Her depremde, önce, yaralarımızı sarmak için milletçe seferber oluyoruz. Eş zamanlı olarak konunun uzmanları medyada, iletişim mecralarında eksiklerimizi, alınması gereken (çoğu da alınmayan) önlemleri uzun uzun anlatıyor. Başta basın mensupları, hepimiz bir süre deprem uzmanı, yer bilimci kesiliyoruz.
Yıkılan yapılarda ağır sorumluluğu görülen birkaç yüklenici (müteahhit) hakkında, -biraz da kamuoyunu sakinleştirmek için- sözde soruşturmalar, davalar açılıyor. Nasıl sonuçlandığını bilmiyoruz; çünkü takip etmiyoruz.
Sonra ateş düştüğü yeri yakmakla kalıyor; külleniyor. Hepimiz, bir sonraki depreme kadar başka konularla uğraşmaya, didişmeye, birbirimizi haksız çıkarmak üzerinde yoğunlaşan siyasi kavgalarımızda boğuşmaya dalıp gidiyoruz.
Ağustos 1999’da Gölcük ve aynı yıl Kasım’da Bolu depremlerinde 20 binden fazla yurttaşımız öldü. Türkiye, yirmi yıldan önce yaşanan bu felaketin acılarını hala anımsıyor. Deprem sırasında ve sonrasında bu sınavdan yüz akıyla çıkan sadece insanlar oldu. Tek tek ve toplu olarak nice insan arama kurtarma çalışmalarından korumaya, barınmaya kadar her konuda özveriyle koştu, yardımcı oldu.
Devlet, yok denecek kadar çaresiz, beceriksiz, örgütsüz durumdaydı.
Yaklaşık çeyrek yüzyıl sonra yaşadığımız bu yeni felakette durum çok farklı değil.

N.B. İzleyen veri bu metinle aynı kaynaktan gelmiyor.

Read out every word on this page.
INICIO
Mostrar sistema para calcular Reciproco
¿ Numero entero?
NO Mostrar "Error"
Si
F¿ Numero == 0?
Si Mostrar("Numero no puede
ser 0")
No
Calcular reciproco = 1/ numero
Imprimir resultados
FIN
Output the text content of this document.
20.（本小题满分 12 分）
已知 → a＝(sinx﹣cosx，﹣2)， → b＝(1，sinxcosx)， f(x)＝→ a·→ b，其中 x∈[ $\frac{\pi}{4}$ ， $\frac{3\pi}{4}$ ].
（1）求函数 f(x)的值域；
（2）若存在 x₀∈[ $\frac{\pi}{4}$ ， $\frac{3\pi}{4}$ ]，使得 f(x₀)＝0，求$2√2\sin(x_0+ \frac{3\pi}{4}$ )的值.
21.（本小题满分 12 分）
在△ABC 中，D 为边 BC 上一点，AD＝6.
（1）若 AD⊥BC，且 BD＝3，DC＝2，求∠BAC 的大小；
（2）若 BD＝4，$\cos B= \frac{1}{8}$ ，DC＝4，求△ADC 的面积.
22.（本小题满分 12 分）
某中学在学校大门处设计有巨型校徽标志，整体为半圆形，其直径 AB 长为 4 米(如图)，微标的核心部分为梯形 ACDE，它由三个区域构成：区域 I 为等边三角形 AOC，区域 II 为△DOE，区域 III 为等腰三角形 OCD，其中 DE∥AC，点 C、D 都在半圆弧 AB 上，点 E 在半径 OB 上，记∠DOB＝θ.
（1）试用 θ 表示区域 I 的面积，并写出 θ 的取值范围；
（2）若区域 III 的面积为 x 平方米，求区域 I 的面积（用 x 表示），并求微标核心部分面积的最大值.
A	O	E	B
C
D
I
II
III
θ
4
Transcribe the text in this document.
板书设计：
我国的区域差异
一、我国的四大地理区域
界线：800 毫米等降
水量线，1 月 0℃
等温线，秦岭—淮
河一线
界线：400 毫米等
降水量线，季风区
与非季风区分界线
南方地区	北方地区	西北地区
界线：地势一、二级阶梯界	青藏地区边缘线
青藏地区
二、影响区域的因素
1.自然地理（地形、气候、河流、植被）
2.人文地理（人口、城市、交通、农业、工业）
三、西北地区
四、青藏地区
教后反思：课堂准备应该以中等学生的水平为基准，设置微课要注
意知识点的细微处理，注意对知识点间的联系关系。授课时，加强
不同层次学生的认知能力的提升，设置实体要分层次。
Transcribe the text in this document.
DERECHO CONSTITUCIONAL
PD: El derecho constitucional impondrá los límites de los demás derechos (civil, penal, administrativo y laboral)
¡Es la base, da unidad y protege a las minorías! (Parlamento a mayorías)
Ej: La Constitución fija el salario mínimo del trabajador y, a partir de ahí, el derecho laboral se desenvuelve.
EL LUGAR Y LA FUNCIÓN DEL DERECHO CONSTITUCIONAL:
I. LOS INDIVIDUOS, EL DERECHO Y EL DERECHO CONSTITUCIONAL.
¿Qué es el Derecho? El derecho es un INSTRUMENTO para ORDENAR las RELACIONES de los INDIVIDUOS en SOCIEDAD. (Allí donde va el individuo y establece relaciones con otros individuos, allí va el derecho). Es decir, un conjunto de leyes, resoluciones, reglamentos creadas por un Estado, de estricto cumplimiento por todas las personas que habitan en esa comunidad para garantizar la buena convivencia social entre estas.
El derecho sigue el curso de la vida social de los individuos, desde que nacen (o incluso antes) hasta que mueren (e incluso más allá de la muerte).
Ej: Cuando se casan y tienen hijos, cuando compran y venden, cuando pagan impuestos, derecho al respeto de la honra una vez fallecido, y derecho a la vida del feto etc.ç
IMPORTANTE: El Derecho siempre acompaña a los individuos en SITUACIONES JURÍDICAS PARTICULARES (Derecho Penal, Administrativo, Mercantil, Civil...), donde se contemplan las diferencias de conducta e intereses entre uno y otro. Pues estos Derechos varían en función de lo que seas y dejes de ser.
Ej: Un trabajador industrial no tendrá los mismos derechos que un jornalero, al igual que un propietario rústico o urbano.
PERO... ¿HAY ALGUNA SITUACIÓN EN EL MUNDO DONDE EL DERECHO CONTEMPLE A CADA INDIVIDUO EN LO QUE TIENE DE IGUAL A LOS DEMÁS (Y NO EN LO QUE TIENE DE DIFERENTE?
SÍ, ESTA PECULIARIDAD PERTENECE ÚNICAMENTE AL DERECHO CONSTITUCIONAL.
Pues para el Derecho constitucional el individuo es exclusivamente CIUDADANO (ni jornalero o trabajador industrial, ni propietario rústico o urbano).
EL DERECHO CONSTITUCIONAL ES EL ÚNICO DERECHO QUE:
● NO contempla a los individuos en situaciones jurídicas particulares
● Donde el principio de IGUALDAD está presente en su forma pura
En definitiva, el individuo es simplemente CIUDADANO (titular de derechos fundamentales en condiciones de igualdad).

Depremlerde nice acılar yaşamış bir ülkede yapılaşma konusunda alınması gereken önlemlerin hemen hiç biri alınmamış. Eski ve depreme dayanıksız olduğu belirlenen yapılar, kullanımlarına son verilmediği için enkaz yığınına dönmüş. Yeni yapıların önemli bir kısmı deprem yönetmeliğine uygun yapılmamış. Yıkılan yapılar arasında kamu yapıları, hastaneler bile var.
Bütün ülke ve komşularımızdan başlayarak bütün dünya -99’daki gibi- yardıma koşarken, devlet yine geç, çaresiz, örgütsüz ve şaşkındı.
On il merkezi ve birçok ilçe ve sayısız yerleşim yerini kapsayan büyük felaket karşısında, bölgede (Malatya’da) bir ordu merkezi de olan TSK, ilk iki gün ancak 3500 askerle sahaya inebildi. Başlangıçtaki bu ‘yığınak hatası’ birçok temel hizmette gecikmeye ve hırsızlık, yağmacılık gibi güvenlik sorunlarına yol açtı.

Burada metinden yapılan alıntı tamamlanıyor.